In conversation with Epic Games' Mark Rein: Unreal Engine 4 support for Oculus Rift (and everything else), and thoughts on next-gen
Epic Games isn't just offering up its ubiquitous current-gen game creation tool Unreal Engine 3 to Oculus Rift developers, but also its next-gen tool, Unreal Engine 4. Epic Games VP Mark Rein told Engadget as much during an interview at this year's Game Developers Conference in San Francisco, repeatedly stating he's "super bullish" on the Rift, all the while rocking an Oculus pin on his exhibitor lanyard. "Oh, for sure," he said when we asked about UE4 support for the Rift. "We're working on that now." The Rift dev kit was demoed at CES 2013 running Unreal Engine 3's "Epic Citadel" demo, and Epic's offered support to the Oculus folks since early on, making the UE4 news not a huge surprise, but welcome nonetheless.
The next-gen game engine was being shown off at GDC 2013 with a flashy new demo (seen below the break), as well as a version of its "Elemental" demo running on a PlayStation 4 dev kit (shrouded behind a curtain, of course).

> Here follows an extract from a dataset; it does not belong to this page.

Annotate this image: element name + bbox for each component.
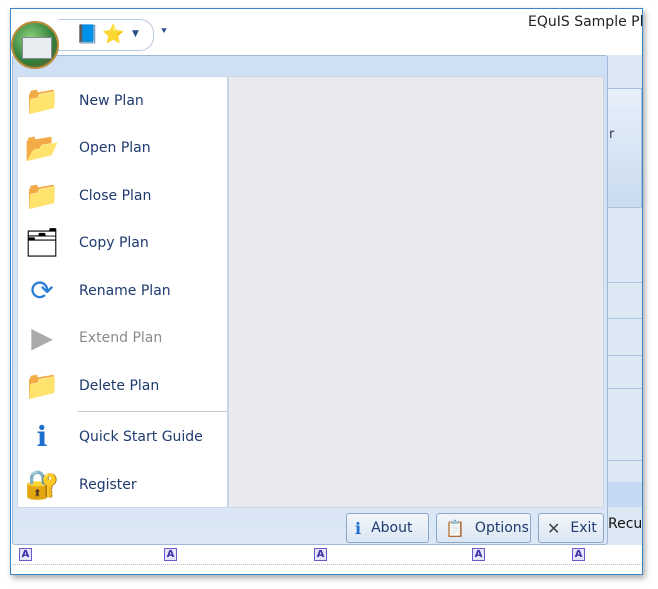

Rein was visibly excited about that as well, unable to contain random vocal outbursts during the presentation. "It's a war out there, and we sell bullets and bandaids," he jokingly told us in an interview the following day. The quote comes from coworker and Epic VP of business development Jay Wilbur, and it's fitting -- Epic only makes a handful of games, and the company's real money comes from game engine licensees. In so many words, the more platforms that Unreal Engine variants can go, the better for Epic (as well as for engine licensees, of course). "It's a good place to be -- we try to support everything we can. We have to place some timed bets on things that we feel are gonna be the most important to licensees, and also to us where we're taking games. But because the engine is portable -- it's written in C++ -- a licensee can take and do whatever they want," he said.
During the presentation the day before, another journalist asked if Unreal Engine 4 would work on Nintendo's Wii U -- a console that straddles the line between next-gen and the current one in terms of horsepower. "Hahahaha, no," he responded, which sent a wave of laughter through the room of journalists. But that's not technically true, he admitted the next day, walking back his gaffe. "You heard the stupid gaffe yesterday about the Wii U," he said. "If someone wants to take Unreal Engine 4 and ship a game on Wii U, they can! If they wanna ship an Unreal Engine 4 game on Xbox 360, they could make it happen." While that game might not look as pretty as it would on a "true" next-gen console, the new engine is scalable to a variety of platforms, including mobile.
Despite UE4's next-gen bent, the engine is built from the ground up with portability in mind. For instance, the UE3 demo running in Firefox was described as just the beginning -- Epic plans to get UE4 running in browsers in the not-too-distant future.